Architects are not known for their attention to subtle shades of meaning, but IIb heard the lead in his father's voice.
'He's not dead, is he?' he whispered.
'I don't think so. I'm not sure. He's alive. But. He's moving - he's moving . . . well, you better come and see. I think something quantum has happened to him.'
You Bastard plodded onwards at about 1.247 metres per second, working out complex conjugate co-ordinates to stave off boredom while his huge, plate-like feet crunched on the sand.
Lack of fingers was another big spur to the development of camel intellect. Human mathematical development had always been held back by everyone's instinctive tendency, when faced with something really complex in the way of triform polynomials or parametric differentials, to count fingers. Camels started from the word go by counting numbers.
Deserts were a great help, too. There aren't many distractions. As far as camels were concerned, the way to mighty intellectual development was to have nothing much to do and nothing to do it with.
He reached the crest of the dune, gazed with approval over the rolling sands ahead of him, and began to think in logarithms.

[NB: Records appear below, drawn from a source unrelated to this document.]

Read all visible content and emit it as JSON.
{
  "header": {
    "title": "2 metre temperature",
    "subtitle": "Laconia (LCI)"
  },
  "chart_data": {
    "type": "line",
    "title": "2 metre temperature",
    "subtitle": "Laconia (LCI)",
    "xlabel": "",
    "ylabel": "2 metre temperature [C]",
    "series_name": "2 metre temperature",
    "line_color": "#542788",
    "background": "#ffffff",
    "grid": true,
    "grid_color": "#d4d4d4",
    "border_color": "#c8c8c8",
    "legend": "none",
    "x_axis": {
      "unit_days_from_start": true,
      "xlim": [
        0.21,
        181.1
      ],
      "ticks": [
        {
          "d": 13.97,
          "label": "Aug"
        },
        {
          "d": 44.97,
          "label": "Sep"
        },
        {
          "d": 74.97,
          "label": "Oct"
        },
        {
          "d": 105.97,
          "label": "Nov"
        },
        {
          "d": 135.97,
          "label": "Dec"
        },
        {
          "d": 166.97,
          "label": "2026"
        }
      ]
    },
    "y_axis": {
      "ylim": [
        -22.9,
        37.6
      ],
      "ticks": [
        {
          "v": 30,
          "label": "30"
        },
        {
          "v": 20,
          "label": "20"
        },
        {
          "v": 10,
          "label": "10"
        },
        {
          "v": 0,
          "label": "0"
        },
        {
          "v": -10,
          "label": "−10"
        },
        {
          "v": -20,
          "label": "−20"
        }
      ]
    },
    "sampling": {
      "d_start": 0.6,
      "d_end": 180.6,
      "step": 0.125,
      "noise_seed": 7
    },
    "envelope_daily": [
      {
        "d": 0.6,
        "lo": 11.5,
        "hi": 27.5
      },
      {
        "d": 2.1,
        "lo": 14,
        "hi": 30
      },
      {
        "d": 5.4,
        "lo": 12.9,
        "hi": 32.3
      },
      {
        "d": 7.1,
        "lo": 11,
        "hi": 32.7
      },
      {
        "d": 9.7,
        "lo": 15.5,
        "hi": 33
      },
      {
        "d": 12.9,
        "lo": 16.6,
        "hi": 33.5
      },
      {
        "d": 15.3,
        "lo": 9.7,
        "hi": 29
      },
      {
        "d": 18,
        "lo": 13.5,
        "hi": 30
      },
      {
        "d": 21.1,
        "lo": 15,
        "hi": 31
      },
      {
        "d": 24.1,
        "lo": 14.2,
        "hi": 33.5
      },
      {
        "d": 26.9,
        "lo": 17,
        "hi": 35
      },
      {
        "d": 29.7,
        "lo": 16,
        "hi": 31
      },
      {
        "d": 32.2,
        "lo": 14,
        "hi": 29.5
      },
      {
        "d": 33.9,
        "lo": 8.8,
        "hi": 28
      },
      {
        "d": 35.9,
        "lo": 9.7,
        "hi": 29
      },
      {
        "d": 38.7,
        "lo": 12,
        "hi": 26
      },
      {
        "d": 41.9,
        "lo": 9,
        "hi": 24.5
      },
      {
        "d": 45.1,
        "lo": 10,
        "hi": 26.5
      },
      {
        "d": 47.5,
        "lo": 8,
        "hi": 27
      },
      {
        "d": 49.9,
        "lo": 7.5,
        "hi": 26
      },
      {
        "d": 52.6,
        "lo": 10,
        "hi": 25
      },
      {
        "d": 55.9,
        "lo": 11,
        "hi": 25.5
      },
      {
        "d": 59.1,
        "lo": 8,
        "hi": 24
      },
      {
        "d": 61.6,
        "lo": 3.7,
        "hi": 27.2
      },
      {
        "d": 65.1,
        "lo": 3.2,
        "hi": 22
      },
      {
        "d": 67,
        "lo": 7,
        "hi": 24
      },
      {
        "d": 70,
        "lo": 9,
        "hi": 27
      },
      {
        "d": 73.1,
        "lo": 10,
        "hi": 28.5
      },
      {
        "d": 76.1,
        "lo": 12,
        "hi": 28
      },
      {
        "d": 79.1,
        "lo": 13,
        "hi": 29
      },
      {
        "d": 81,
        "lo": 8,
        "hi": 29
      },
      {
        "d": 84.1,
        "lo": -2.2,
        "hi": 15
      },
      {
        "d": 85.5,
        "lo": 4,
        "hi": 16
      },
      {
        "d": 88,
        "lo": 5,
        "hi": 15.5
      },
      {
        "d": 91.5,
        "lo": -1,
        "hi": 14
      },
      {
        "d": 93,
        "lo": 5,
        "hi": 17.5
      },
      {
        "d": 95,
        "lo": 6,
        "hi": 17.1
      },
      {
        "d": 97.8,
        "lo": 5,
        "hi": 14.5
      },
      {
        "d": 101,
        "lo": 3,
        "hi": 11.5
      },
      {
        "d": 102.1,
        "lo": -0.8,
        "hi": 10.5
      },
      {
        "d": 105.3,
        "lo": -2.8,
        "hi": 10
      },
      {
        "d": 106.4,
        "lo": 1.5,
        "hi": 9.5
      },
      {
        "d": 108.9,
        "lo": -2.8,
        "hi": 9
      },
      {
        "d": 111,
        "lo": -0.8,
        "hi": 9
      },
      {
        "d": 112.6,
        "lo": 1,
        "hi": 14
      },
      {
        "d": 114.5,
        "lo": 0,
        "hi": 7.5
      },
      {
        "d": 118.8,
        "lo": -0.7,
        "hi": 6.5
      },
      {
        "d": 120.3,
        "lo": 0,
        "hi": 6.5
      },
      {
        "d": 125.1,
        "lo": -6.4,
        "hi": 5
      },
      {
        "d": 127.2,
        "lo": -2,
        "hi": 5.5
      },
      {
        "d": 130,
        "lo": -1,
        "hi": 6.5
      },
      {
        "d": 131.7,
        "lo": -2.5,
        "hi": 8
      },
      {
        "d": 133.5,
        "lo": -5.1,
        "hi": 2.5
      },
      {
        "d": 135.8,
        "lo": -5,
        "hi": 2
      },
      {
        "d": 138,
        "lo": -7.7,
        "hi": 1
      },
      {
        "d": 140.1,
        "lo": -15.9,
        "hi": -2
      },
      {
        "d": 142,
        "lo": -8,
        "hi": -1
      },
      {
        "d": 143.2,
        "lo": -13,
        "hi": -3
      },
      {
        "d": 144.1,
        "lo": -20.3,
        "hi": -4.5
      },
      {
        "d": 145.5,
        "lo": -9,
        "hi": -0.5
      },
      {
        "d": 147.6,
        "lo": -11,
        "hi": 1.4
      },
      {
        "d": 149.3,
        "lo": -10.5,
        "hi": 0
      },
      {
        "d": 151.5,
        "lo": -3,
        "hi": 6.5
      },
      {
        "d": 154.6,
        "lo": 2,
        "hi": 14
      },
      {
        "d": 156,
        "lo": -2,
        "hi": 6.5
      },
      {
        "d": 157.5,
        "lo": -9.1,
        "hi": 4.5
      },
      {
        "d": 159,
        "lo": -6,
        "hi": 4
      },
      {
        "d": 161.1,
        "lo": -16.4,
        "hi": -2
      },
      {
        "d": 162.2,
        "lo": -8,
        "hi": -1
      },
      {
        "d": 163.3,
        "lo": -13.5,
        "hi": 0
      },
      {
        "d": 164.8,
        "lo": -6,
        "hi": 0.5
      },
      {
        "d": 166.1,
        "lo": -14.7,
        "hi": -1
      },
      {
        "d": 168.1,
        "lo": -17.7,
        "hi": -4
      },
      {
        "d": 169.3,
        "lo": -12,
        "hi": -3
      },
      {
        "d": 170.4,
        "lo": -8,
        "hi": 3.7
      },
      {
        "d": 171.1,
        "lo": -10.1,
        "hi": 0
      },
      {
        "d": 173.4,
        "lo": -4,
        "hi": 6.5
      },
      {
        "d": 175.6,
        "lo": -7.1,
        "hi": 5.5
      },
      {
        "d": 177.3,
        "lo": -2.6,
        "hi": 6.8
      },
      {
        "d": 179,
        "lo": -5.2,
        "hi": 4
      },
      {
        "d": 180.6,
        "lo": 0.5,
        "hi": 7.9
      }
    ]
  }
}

'What's Ephebe like?' said Ptraci.
'I've never been there. Apparently it's ruled by a Tyrant.'
'I hope we don't meet him, then.'
Teppic shook his head. 'It's not like that,' he said. 'They have a new Tyrant every five years and they'do something to him first.' He hesitated. 'I think they ee-lect him.'
'Is that something like they do to tomcats and bulls and things?'
'Er.'
'You know. To make them stop fighting and be more peaceful.'
Teppic winced. 'To be honest, I'm not sure,' he said. 'But I don't think so. They've got something they do it with, I think it's called a mocracy, and it means everyone in the whole country can say who the new Tyrant is. One man, one-' He paused. The political history lesson seemed a very long while ago, and had introduced concepts never heard of in Djelibeybi or in Ankh-Morpork, for that matter. He had a stab at it, anyway. 'One man, one vet.'
'That's for the eelecting, then?'
He shrugged. It might be, for all he knew. 'The point is, though, that everyone can do it. They're very proud of it. Everyone has-' he hesitated again, certain now that things were amiss - 'the vet. Except for women, of course. And children. And criminals. And slaves. And stupid people. And people of foreign extraction. And people disapproved of for, er, various reasons. And lots of other people. But everyone apart from them. It's a very enlightened civilisation.'
Ptraci gave this some consideration.